Aggarwal Vikram, Tenore Francesco, Acharya Soumyadipta, Schieber Marc H, Thakor Nitish V
Department of Biomedical Engineering at The Johns Hopkins University, Baltimore, MD, USA.
Annu Int Conf IEEE Eng Med Biol Soc. 2009;2009:4535-8. doi: 10.1109/IEMBS.2009.5334129.

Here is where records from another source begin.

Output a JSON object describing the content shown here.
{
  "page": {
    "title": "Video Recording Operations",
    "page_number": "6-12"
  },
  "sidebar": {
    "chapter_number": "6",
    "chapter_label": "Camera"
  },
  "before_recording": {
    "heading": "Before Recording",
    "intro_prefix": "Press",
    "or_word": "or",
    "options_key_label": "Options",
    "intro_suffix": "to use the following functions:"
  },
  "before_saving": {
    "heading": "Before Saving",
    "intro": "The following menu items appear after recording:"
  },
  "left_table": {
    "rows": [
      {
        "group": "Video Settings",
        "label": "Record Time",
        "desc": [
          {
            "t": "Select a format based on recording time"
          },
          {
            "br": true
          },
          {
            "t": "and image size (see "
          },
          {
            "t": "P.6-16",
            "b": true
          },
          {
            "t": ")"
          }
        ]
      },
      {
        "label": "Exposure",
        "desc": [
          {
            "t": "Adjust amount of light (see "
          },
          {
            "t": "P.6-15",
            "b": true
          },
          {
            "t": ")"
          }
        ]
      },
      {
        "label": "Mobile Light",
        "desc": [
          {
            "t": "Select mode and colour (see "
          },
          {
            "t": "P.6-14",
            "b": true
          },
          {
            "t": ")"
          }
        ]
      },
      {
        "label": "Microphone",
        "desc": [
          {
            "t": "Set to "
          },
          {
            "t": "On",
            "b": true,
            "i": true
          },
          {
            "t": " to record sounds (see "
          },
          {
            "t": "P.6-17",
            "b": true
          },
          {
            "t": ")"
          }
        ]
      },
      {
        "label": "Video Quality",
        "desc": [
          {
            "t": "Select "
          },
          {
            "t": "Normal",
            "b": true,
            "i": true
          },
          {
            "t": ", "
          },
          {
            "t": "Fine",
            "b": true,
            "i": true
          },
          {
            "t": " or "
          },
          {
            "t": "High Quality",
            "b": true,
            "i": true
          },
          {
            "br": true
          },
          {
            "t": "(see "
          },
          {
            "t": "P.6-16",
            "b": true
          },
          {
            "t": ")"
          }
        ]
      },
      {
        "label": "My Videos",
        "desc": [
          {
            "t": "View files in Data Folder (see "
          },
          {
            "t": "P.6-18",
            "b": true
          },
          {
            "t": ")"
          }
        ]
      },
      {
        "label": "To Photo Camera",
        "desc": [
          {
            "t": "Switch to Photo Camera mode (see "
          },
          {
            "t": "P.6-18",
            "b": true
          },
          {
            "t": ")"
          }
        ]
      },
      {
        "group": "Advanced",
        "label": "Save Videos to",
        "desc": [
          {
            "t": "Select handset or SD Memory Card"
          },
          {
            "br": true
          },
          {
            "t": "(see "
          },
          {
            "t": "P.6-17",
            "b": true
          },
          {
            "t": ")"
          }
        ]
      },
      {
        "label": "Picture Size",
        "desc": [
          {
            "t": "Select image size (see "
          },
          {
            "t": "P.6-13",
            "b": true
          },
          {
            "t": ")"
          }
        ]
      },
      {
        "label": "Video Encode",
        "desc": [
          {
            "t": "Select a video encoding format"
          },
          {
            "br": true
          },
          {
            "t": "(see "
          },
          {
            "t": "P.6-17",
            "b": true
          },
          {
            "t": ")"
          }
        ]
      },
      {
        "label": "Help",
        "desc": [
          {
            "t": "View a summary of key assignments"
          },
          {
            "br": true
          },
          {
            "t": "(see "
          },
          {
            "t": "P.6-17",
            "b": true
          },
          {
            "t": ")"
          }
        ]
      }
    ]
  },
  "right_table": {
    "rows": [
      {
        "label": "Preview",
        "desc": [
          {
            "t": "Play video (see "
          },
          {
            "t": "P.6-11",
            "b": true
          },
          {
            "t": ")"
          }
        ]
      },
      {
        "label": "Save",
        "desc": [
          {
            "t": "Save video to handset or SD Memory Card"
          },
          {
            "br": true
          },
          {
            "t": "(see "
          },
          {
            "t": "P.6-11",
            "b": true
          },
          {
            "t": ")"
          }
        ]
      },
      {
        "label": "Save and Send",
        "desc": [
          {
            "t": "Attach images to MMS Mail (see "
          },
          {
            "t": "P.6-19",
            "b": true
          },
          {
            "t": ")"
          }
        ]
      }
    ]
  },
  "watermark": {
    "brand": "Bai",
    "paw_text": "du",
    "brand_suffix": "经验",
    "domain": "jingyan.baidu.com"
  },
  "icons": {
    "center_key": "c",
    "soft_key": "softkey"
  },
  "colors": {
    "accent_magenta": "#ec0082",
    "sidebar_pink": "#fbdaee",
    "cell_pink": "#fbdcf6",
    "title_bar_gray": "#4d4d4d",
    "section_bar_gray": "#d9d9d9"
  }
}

Previous research has shown that neuronal activity can be used to continuously decode the kinematics of gross movements involving arm and hand trajectory. However, decoding the kinematics of fine motor movements, such as the manipulation of individual fingers, has not been demonstrated. In this study, single unit activities were recorded from task-related neurons in M1 of two trained rhesus monkey as they performed individuated movements of the fingers and wrist. The primates' hand was placed in a manipulandum, and strain gauges at the tips of each finger were used to track the digit's position. Both linear and non-linear filters were designed to simultaneously predict kinematics of each digit and the wrist, and their performance compared using mean squared error and correlation coefficients. All models had high decoding accuracy, but the feedforward ANN (R = 0.76-0.86, MSE = 0.04-0.05) and Kalman filter (R = 0.68-0.86, MSE = 0.04-0.07) performed better than a simple linear regression filter (0.58-0.81, 0.05-0.07). These results suggest that individual finger and wrist kinematics can be decoded with high accuracy, and be used to control a multi-fingered prosthetic hand in real-time.
先前的研究表明,神经元活动可用于持续解码涉及手臂和手部轨迹的粗大运动的运动学。然而,尚未证实能够解码精细运动的运动学,例如单个手指的操作。在本研究中,当两只经过训练的恒河猴执行手指和手腕的个体化运动时,从它们初级运动皮层(M1)中与任务相关的神经元记录了单单元活动。将灵长类动物的手放置在一个操作装置中,并使用每个手指尖端的应变仪来跟踪手指的位置。设计了线性和非线性滤波器以同时预测每个手指和手腕的运动学,并使用均方误差和相关系数比较它们的性能。所有模型都具有较高的解码准确率,但前馈人工神经网络(R = 0.76 - 0.86,MSE = 0.04 - 0.05)和卡尔曼滤波器(R = 0.68 - 0.86,MSE = 0.04 - 0.07)的表现优于简单线性回归滤波器(0.58 - 0.81,0.05 - 0.07)。这些结果表明,单个手指和手腕的运动学能够以高精度解码,并可用于实时控制多指假手。